The lymphocyte receptor CD6 interacts with syntenin-1, a scaffolding protein containing PDZ domains

CD6 is a type I membrane glycoprotein expressed on thymocytes, mature T and B1a lymphocytes, and CNS cells. CD6 binds to activated leukocyte cell adhesion molecule (CD166), and is considered as a costimulatory molecule involved in lymphocyte activation and thymocyte development. Accordingly, CD6 partially associates with the TCR/CD3 complex and colocalizes with it at the center of the mature immunological synapse (IS) on T lymphocytes. However, the signaling pathway used by CD6 is still mostly unknown.

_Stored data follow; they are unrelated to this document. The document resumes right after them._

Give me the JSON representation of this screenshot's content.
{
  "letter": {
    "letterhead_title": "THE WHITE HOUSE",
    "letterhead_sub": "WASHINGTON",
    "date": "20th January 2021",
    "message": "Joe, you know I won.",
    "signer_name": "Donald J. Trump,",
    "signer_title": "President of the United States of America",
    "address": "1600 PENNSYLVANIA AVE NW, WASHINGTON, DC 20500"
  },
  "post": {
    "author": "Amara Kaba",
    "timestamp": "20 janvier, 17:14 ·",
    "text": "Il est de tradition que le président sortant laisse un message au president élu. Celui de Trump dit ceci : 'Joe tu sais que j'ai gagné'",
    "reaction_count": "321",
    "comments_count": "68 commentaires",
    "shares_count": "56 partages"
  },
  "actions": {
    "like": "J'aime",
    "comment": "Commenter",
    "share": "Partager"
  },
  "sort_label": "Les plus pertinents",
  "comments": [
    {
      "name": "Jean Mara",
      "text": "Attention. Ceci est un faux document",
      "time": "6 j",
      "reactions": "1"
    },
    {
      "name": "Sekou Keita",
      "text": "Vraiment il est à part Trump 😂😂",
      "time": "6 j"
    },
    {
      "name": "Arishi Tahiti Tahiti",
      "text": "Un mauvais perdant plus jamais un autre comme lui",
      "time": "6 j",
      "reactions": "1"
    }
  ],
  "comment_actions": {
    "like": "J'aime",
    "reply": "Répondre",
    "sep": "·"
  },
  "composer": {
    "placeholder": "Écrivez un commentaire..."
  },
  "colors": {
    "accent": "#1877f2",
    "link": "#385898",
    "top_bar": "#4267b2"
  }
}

The yeast two-hybrid system has allowed us the identification of syntenin-1 as an interacting protein with the cytoplasmic tail of CD6. Syntenin-1 is a PDZ (postsynaptic density protein-95, postsynaptic discs large, and zona occludens-1) domain-containing protein, which functions as an adaptor protein able to bind cytoskeletal proteins and signal transduction effectors. Mutational analyses showed that certain amino acids of the most C-terminal sequence of CD6 (-YDDISAA) and the two postsynaptic density protein-95, postsynaptic discs large, and zona occludens-1 domains of syntenin-1 are relevant to the interaction. Further confirmation of the CD6-syntenin-1 interaction was obtained from pull-down and co-immunoprecipitation assays in mammalian cells. Image analyses also showed that syntenin-1 accumulates at CD6 caps and at the IS. Therefore, we propose that syntenin-1 may function as a scaffolding protein coupling CD6 and most likely other lymphocyte receptors to cytoskeleton and/or signaling effectors during IS maturation.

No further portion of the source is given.